The Currie Commission was created in 1964 to investigate the establishment of higher education in the Territory of Papua and New Guinea. In 1965 the first university in Papua New Guinea, the University of Papua New Guinea, was established. It was heavily influenced by the Australian education system.

In 1995, the government of Papua New Guinea implemented a bilingual education program that uses both community languages and English.

Education in Papua New Guinea has been tuition-free since 2012, as one of the election promises of the People's National Congress.

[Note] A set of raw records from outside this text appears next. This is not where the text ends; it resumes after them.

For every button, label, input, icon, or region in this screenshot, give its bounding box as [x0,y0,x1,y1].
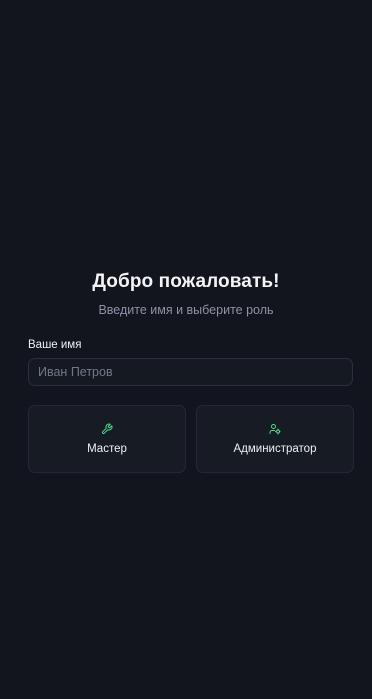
welcome-subtitle: Введите имя и выберите роль [98,303,274,317]
role-card-master[interactable]: Мастер [28,405,186,473]
role-label-master: Мастер [87,443,127,455]
role-label-admin: Администратор [233,443,317,455]
welcome-title: Добро пожаловать! [92,271,280,292]
name-input[interactable] [28,358,353,386]
role-card-admin[interactable]: Администратор [196,405,354,473]
wrench-icon [29,423,185,435]
login-screen: Добро пожаловать! Введите имя и выберите… [0,0,372,699]
user-gear-icon [197,423,353,435]
name-label: Ваше имя [28,339,82,351]
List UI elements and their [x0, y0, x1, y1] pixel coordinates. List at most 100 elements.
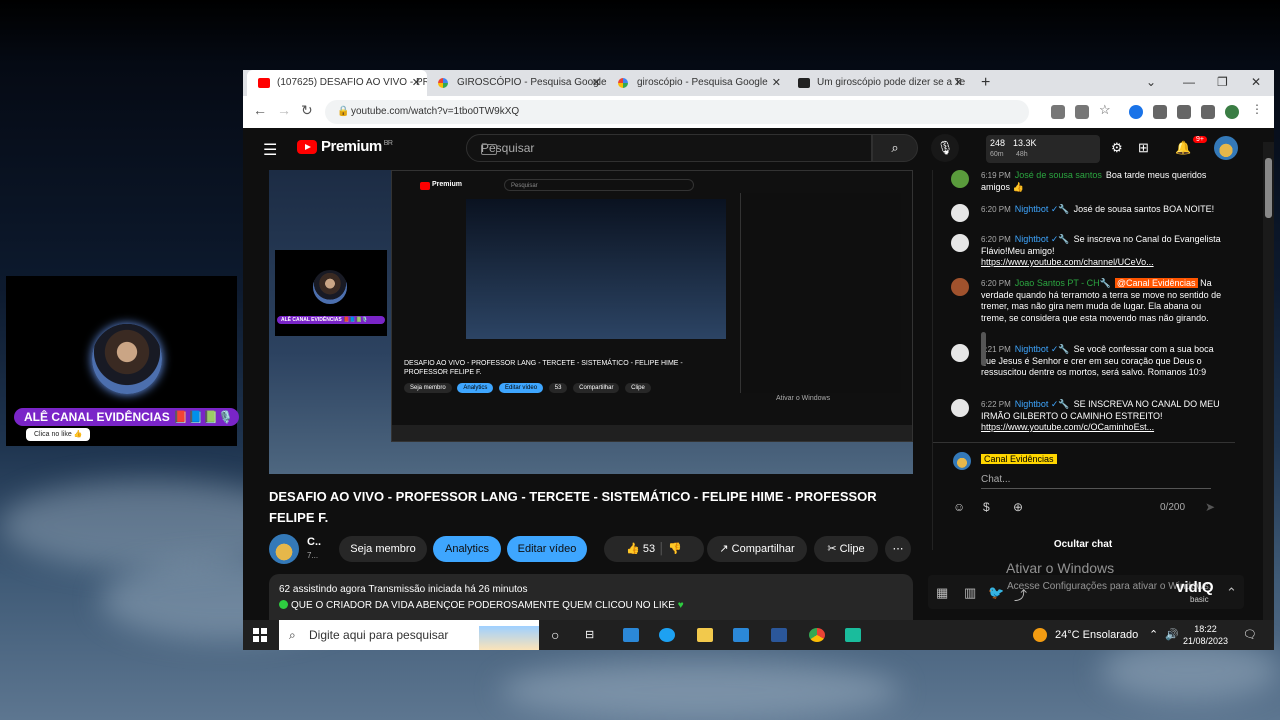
chrome-icon[interactable] [809, 628, 825, 642]
restore-button[interactable]: ❐ [1217, 70, 1228, 94]
word-icon[interactable] [771, 628, 787, 642]
back-button[interactable]: ← [253, 102, 267, 118]
super-chat-icon[interactable]: $ [983, 500, 990, 514]
more-actions-button[interactable]: ⋯ [885, 536, 911, 562]
add-icon[interactable]: ⊕ [1013, 500, 1023, 514]
chat-mention: @Canal Evidências [1114, 278, 1198, 288]
youtube-logo[interactable]: Premium BR [321, 138, 393, 155]
menu-icon[interactable]: ⋮ [1251, 102, 1265, 116]
video-player[interactable]: ALÊ CANAL EVIDÊNCIAS 📕📘📗🎙️ Premium Pesqu… [269, 170, 913, 474]
close-icon[interactable]: ✕ [412, 70, 421, 96]
send-icon[interactable]: ➤ [1205, 500, 1215, 514]
chat-author[interactable]: Joao Santos PT - CH🔧 [1015, 278, 1111, 288]
channel-row: C.. 7... Seja membro Analytics Editar ví… [269, 534, 919, 564]
nightbot-avatar [951, 204, 969, 222]
emoji-icon[interactable]: ☺ [953, 500, 965, 514]
weather-text[interactable]: 24°C Ensolarado [1055, 620, 1138, 650]
close-icon[interactable]: ✕ [592, 70, 601, 96]
dislike-icon[interactable]: 👎 [668, 543, 682, 555]
search-button[interactable]: ⌕ [872, 134, 918, 162]
overlay-channel-name: ALÊ CANAL EVIDÊNCIAS 📕📘📗🎙️ [14, 408, 239, 426]
tab-article[interactable]: Um giroscópio pode dizer se a Te ✕ [787, 70, 969, 96]
scissors-icon: ✂ [827, 543, 840, 555]
speaker-icon[interactable]: 🔊 [1165, 620, 1179, 650]
scrollbar-thumb[interactable] [1265, 158, 1272, 218]
chat-author[interactable]: Nightbot ✓🔧 [1015, 344, 1070, 354]
hamburger-icon[interactable]: ☰ [263, 140, 277, 160]
grid-icon[interactable]: ▦ [936, 585, 948, 601]
tab-strip: (107625) DESAFIO AO VIVO - PR ✕ GIROSCÓP… [243, 70, 1274, 96]
extension-icon[interactable] [1129, 105, 1143, 119]
new-tab-button[interactable]: + [981, 70, 990, 96]
tab-google-search-2[interactable]: giroscópio - Pesquisa Google ✕ [607, 70, 787, 96]
clock-date: 21/08/2023 [1183, 636, 1229, 646]
chat-link[interactable]: https://www.youtube.com/channel/UCeVo... [981, 257, 1154, 267]
search-input[interactable]: Pesquisar [466, 134, 872, 162]
chat-link[interactable]: https://www.youtube.com/c/OCaminhoEst... [981, 422, 1154, 432]
forward-button[interactable]: → [277, 102, 291, 118]
tab-youtube[interactable]: (107625) DESAFIO AO VIVO - PR ✕ [247, 70, 427, 96]
like-icon[interactable]: 👍 [626, 543, 640, 555]
share-icon[interactable] [1075, 105, 1089, 119]
edit-video-button[interactable]: Editar vídeo [507, 536, 587, 562]
sidepanel-icon[interactable] [1201, 105, 1215, 119]
hide-chat-button[interactable]: Ocultar chat [932, 532, 1234, 558]
analytics-button[interactable]: Analytics [433, 536, 501, 562]
mic-icon[interactable]: 🎙 [931, 134, 959, 162]
app-icon[interactable] [845, 628, 861, 642]
chart-icon[interactable]: ▥ [964, 585, 976, 601]
minimize-button[interactable]: — [1183, 70, 1195, 94]
folder-icon[interactable] [697, 628, 713, 642]
user-avatar[interactable] [1214, 136, 1238, 160]
profile-icon[interactable] [1225, 105, 1239, 119]
taskbar-search[interactable]: ⌕ Digite aqui para pesquisar [279, 620, 539, 650]
cortana-icon[interactable]: ○ [551, 620, 559, 650]
vidiq-stats[interactable]: 248 13.3K 60m 48h [986, 135, 1100, 163]
stat-subs: 13.3K [1013, 138, 1037, 148]
clip-button[interactable]: ✂ Clipe [814, 536, 878, 562]
chat-author[interactable]: Nightbot ✓🔧 [1015, 204, 1070, 214]
keyboard-icon[interactable] [481, 144, 497, 155]
screen-capture-player [466, 199, 726, 339]
chevron-down-icon[interactable]: ⌄ [1146, 70, 1156, 94]
chat-scrollbar[interactable] [981, 332, 986, 366]
reload-button[interactable]: ↻ [301, 102, 313, 119]
chat-input[interactable]: Chat... [981, 474, 1211, 489]
windows-start-icon[interactable] [253, 628, 267, 642]
bell-icon[interactable]: 🔔 [1175, 140, 1191, 156]
close-icon[interactable]: ✕ [954, 70, 963, 96]
install-icon[interactable] [1051, 105, 1065, 119]
share-button[interactable]: ↗ Compartilhar [707, 536, 807, 562]
join-button[interactable]: Seja membro [339, 536, 427, 562]
description-text: QUE O CRIADOR DA VIDA ABENÇOE PODEROSAME… [279, 600, 684, 611]
clock[interactable]: 18:22 21/08/2023 [1183, 623, 1228, 647]
close-icon[interactable]: ✕ [772, 70, 781, 96]
overlay-like-tag: Clica no like 👍 [26, 428, 91, 441]
mail-icon[interactable] [623, 628, 639, 642]
address-bar[interactable]: 🔒 youtube.com/watch?v=1tbo0TW9kXQ [325, 100, 1029, 124]
video-title: DESAFIO AO VIVO - PROFESSOR LANG - TERCE… [269, 489, 877, 525]
tab-google-search[interactable]: GIROSCÓPIO - Pesquisa Google ✕ [427, 70, 607, 96]
vidiq-tools-icon[interactable]: ⚙ [1111, 140, 1123, 156]
tray-chevron-icon[interactable]: ⌃ [1149, 620, 1158, 650]
task-view-icon[interactable]: ⊟ [585, 620, 594, 650]
create-icon[interactable]: ⊞ [1138, 140, 1149, 156]
channel-name[interactable]: C.. [307, 536, 321, 548]
edge-icon[interactable] [659, 628, 675, 642]
video-webcam: ALÊ CANAL EVIDÊNCIAS 📕📘📗🎙️ [275, 250, 387, 336]
vidiq-collapse-icon[interactable]: ⌃ [1226, 585, 1237, 601]
youtube-logo-icon[interactable] [297, 140, 317, 154]
close-window-button[interactable]: ✕ [1251, 70, 1261, 94]
chat-author[interactable]: José de sousa santos [1015, 170, 1102, 180]
like-count[interactable]: 53 [643, 543, 655, 555]
puzzle-icon[interactable] [1153, 105, 1167, 119]
star-icon[interactable]: ☆ [1099, 102, 1113, 117]
chat-author[interactable]: Nightbot ✓🔧 [1015, 399, 1070, 409]
twitter-icon[interactable]: 🐦 [988, 585, 1004, 601]
chat-author[interactable]: Nightbot ✓🔧 [1015, 234, 1070, 244]
channel-avatar[interactable] [269, 534, 299, 564]
page-scrollbar[interactable] [1263, 142, 1274, 622]
media-icon[interactable] [1177, 105, 1191, 119]
notifications-icon[interactable]: 🗨 [1243, 620, 1257, 650]
store-icon[interactable] [733, 628, 749, 642]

This policy was cancelled in 2019 under Prime Minister Peter O'Neill's government, however, PM James Marape announced in 2021 that his government would re-institute the policy starting in 2022.

==Provision==
Papua New Guinea's history of missionary education has led to a large part of education being provided by religious schools. The Department of Education has estimated that 29% of the country's lower secondary education is operated by churches. 3% is operated by private international schools, while the remainder is funded by the government.

==Educational stages==
Papua New Guinea has an A-to-D grading system, with D being a failing grade.

During the first three years of formal education, community languages are taught as a subject and used for instruction. In grades seven and eight, instruction is conducted solely in English, although community languages may still be used informally. By the early 2000s, more than 400 languages were being used in Papua New Guinea’s educational system.

Education
| Age | Level |  | School | Language |
| 7 | Introductory |  | Local community school | Local languages |
8
| 9 | Primary |  |
10
11
12
| 13 | Middle |  |
14
| 15 | Provincial high school | Official languages (English, Tok Pisin, Hiri Motu) |
16
| 17 | Secondary | Vocational (duration varies) | National high school |
18
| 19+ | Tertiary | University |

==Universities==

There are six universities in Papua New Guinea. These are accredited under the PNG Office of Higher Education and have establishing Acts of Parliament. The six universities and the main campus of each are, in alphabetical order:
- Divine Word University in Madang
- Pacific Adventist University in Port Moresby
- University of Goroka in Goroka
- University of Natural Resources and Environment in Vudal with associated campuses in Popondetta, Kavieng and Sepik
- University of Papua New Guinea in Port Moresby
- University of Technology (Unitech) in Lae

==Language education==
In 2015, Papua New Guinean Sign Language became an official language in PNG. Based on Auslan, it is used in deaf education.